Likewise, your school should have an emergency team or chain of command and it might make sense to introduce students to this part of the response team, too. Clarity in emergencies and trust is paramount to safety and security to students — foster trust between students and adults in charge to enforce both.
5. Choose a Smart Alert System
Technology is a wonderful tool in the world of school emergency systems, and absolutely necessary. An alert system should be in place in two separate ways. One, it should unite a school’s internal team of administrators, teachers, and staff in order to communicate effectively. A system that can integrate seamlessly with other solutions in place as well as be a standalone system non-reliant on a school’s network or WiFi. It should be simple yet significant. To that type of alert system, Badge Messenger created our proprietary school messaging system that is worn in conjunction with a teacher’s credentials badge. It’s programmed with a specific set of commands that dispatches the main system to communicate the need at hand — whether major or minor.

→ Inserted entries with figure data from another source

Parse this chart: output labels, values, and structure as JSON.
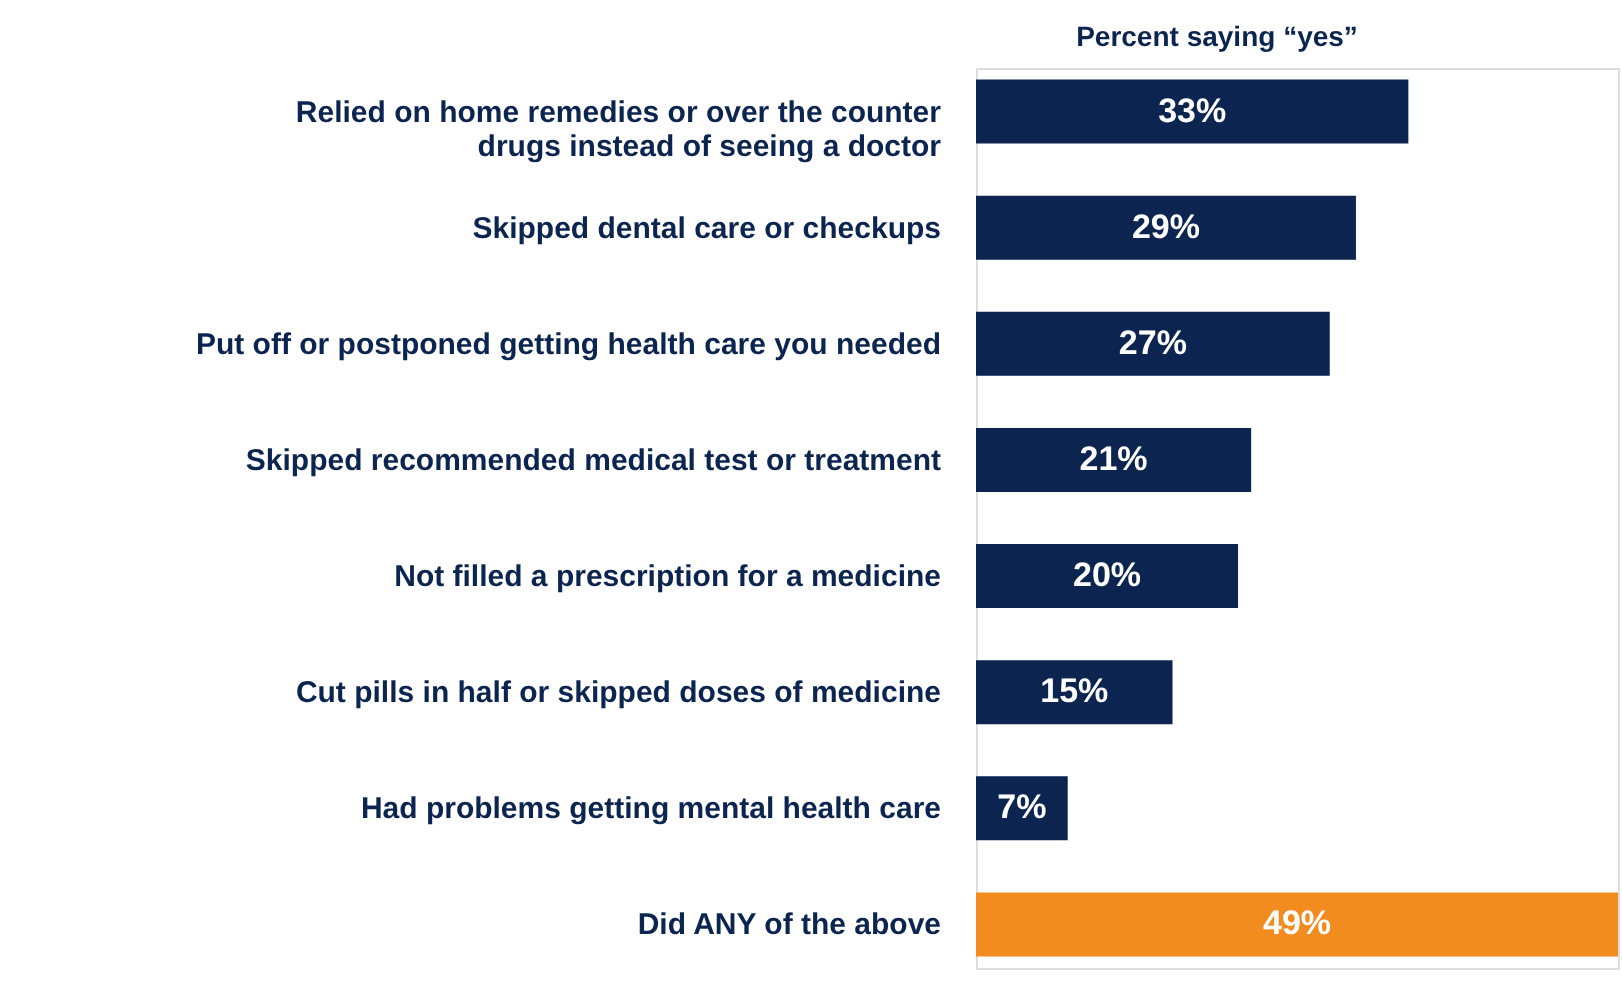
{
  "chart_data": {
    "type": "bar",
    "orientation": "horizontal",
    "title": "Percent saying “yes”",
    "categories": [
      "Relied on home remedies or over the counter\ndrugs instead of seeing a doctor",
      "Skipped dental care or checkups",
      "Put off or postponed getting health care you needed",
      "Skipped recommended medical test or treatment",
      "Not filled a prescription for a medicine",
      "Cut pills in half or skipped doses of medicine",
      "Had problems getting mental health care",
      "Did ANY of the above"
    ],
    "values": [
      33,
      29,
      27,
      21,
      20,
      15,
      7,
      49
    ],
    "value_labels": [
      "33%",
      "29%",
      "27%",
      "21%",
      "20%",
      "15%",
      "7%",
      "49%"
    ],
    "colors": [
      "#0c2550",
      "#0c2550",
      "#0c2550",
      "#0c2550",
      "#0c2550",
      "#0c2550",
      "#0c2550",
      "#f28c1e"
    ],
    "grid": false
  }
}
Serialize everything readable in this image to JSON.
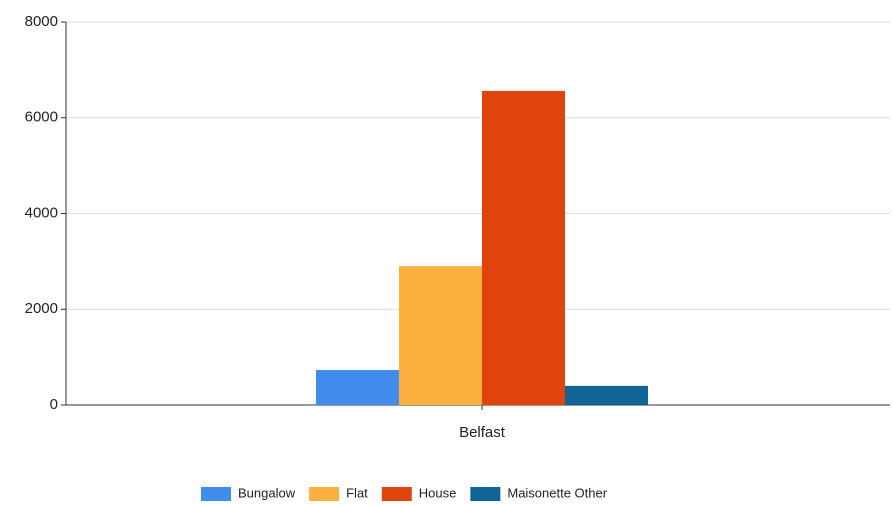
{
  "chart_data": {
    "type": "bar",
    "categories": [
      "Belfast"
    ],
    "series": [
      {
        "name": "Bungalow",
        "color": "#418ded",
        "values": [
          730
        ]
      },
      {
        "name": "Flat",
        "color": "#fbb040",
        "values": [
          2900
        ]
      },
      {
        "name": "House",
        "color": "#e0440c",
        "values": [
          6560
        ]
      },
      {
        "name": "Maisonette Other",
        "color": "#0f6595",
        "values": [
          400
        ]
      }
    ],
    "ylim": [
      0,
      8000
    ],
    "yticks": [
      0,
      2000,
      4000,
      6000,
      8000
    ],
    "grid": true
  }
}
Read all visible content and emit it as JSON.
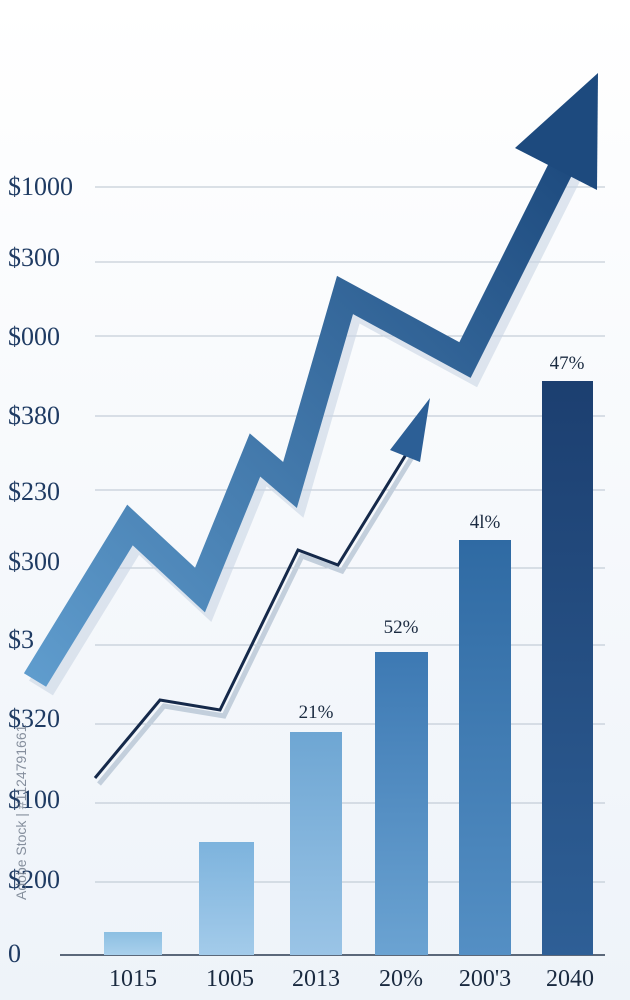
{
  "y_labels": [
    "$1000",
    "$300",
    "$000",
    "$380",
    "$230",
    "$300",
    "$3",
    "$320",
    "$100",
    "$200",
    "0"
  ],
  "x_labels": [
    "1015",
    "1005",
    "2013",
    "20%",
    "200'3",
    "2040"
  ],
  "bar_labels": [
    "21%",
    "52%",
    "4l%",
    "47%"
  ],
  "watermark": "Adobe Stock | #1124791661"
}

The second alert system is the type that all schools already have in place to communicate district-wide with parents and guardians. This system is how information is disseminated that offers mass distribution of a general message each family should be made aware of.
6. After the Crisis Planning
Emergency preparedness is usually focused on everything leading up to the emergency itself. In the event that a school has to enact a safety plan, there’s a crucial opportunity to gain insight into how the crisis was handled and what needs to happen next. Emotional support might be necessary for the aftermath of an event for students, staff, and parents alike. How to acknowledge moving forward while reviewing how the situation was handled is integral to your school’s entire emergency response plan.

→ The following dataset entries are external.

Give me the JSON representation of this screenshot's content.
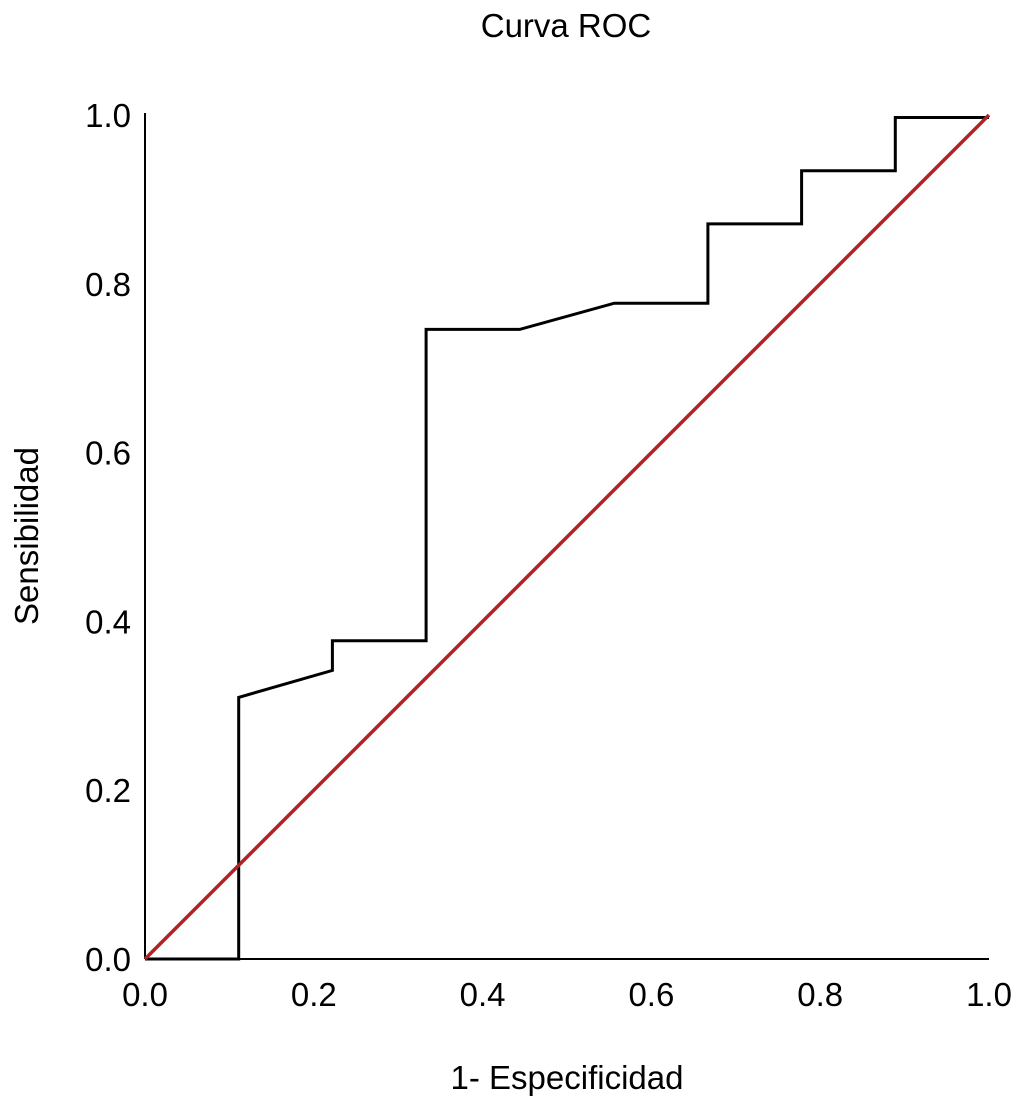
{
  "chart_data": {
    "type": "line",
    "title": "Curva ROC",
    "xlabel": "1- Especificidad",
    "ylabel": "Sensibilidad",
    "xlim": [
      0.0,
      1.0
    ],
    "ylim": [
      0.0,
      1.0
    ],
    "x_ticks": [
      "0.0",
      "0.2",
      "0.4",
      "0.6",
      "0.8",
      "1.0"
    ],
    "y_ticks": [
      "0.0",
      "0.2",
      "0.4",
      "0.6",
      "0.8",
      "1.0"
    ],
    "grid": false,
    "legend": "none",
    "series": [
      {
        "color": "#000000",
        "x": [
          0.0,
          0.111,
          0.111,
          0.222,
          0.222,
          0.333,
          0.333,
          0.444,
          0.556,
          0.667,
          0.667,
          0.778,
          0.778,
          0.889,
          0.889,
          1.0
        ],
        "y": [
          0.0,
          0.0,
          0.31,
          0.342,
          0.377,
          0.377,
          0.746,
          0.746,
          0.777,
          0.777,
          0.871,
          0.871,
          0.934,
          0.934,
          0.997,
          0.997
        ]
      },
      {
        "color": "#b22222",
        "x": [
          0.0,
          1.0
        ],
        "y": [
          0.0,
          1.0
        ]
      }
    ]
  }
}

Engage faculty and staff to gain perception of how the plan was carried out and what could be improved or reconsidered. And, timing is important. Conduct the necessary post-mortem meetings as close to the emergency as possible to ensure the event is fresh in the minds of those involved. This information might be necessary to share with authorities, families, and even the media, and developing a plan for the aftermath of emergency situations is important.

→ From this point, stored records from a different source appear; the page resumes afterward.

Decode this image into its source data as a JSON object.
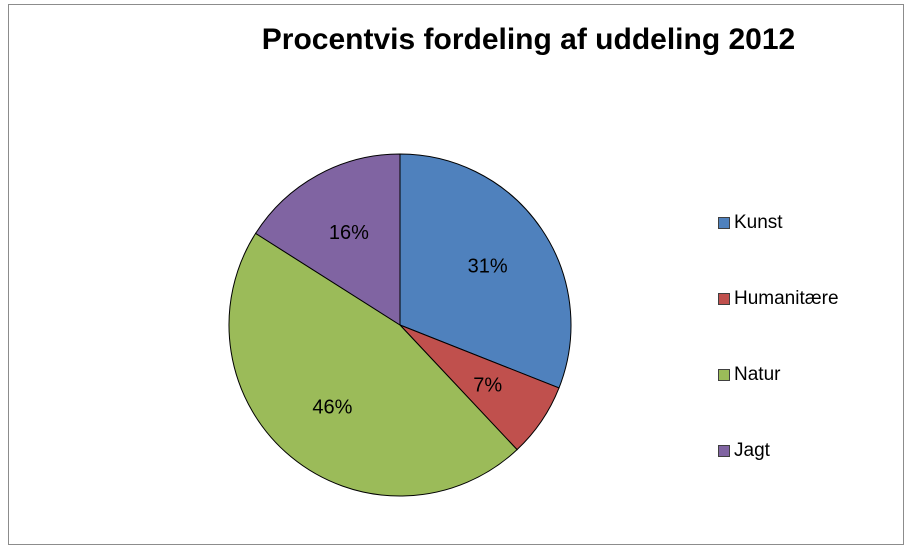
{
  "chart_data": {
    "type": "pie",
    "title": "Procentvis fordeling af uddeling 2012",
    "slices": [
      {
        "name": "Kunst",
        "value": 31,
        "label": "31%",
        "color": "#4f81bd"
      },
      {
        "name": "Humanitære",
        "value": 7,
        "label": "7%",
        "color": "#c0504d"
      },
      {
        "name": "Natur",
        "value": 46,
        "label": "46%",
        "color": "#9bbb59"
      },
      {
        "name": "Jagt",
        "value": 16,
        "label": "16%",
        "color": "#8064a2"
      }
    ],
    "legend_position": "right"
  }
}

In the Event of an Emergency
No one wants to consider what happens in emergency situations that affect schools. For a majority of schools, they likely won’t have to. That doesn’t mean there isn’t a need for an extraordinarily thorough and robust emergency plan. Considering every angle of how to plan, prepare, carry out, and evaluate plans within your schools is a high priority for administrators across the country.
Communication is the lynchpin in school day activity — in ordinary days and days when emergencies occur. Consider how your school or district is equipped to handle every possible scenario. What is missing? What could use support? Answer these questions and bolster your emergency plan before the next school year commences.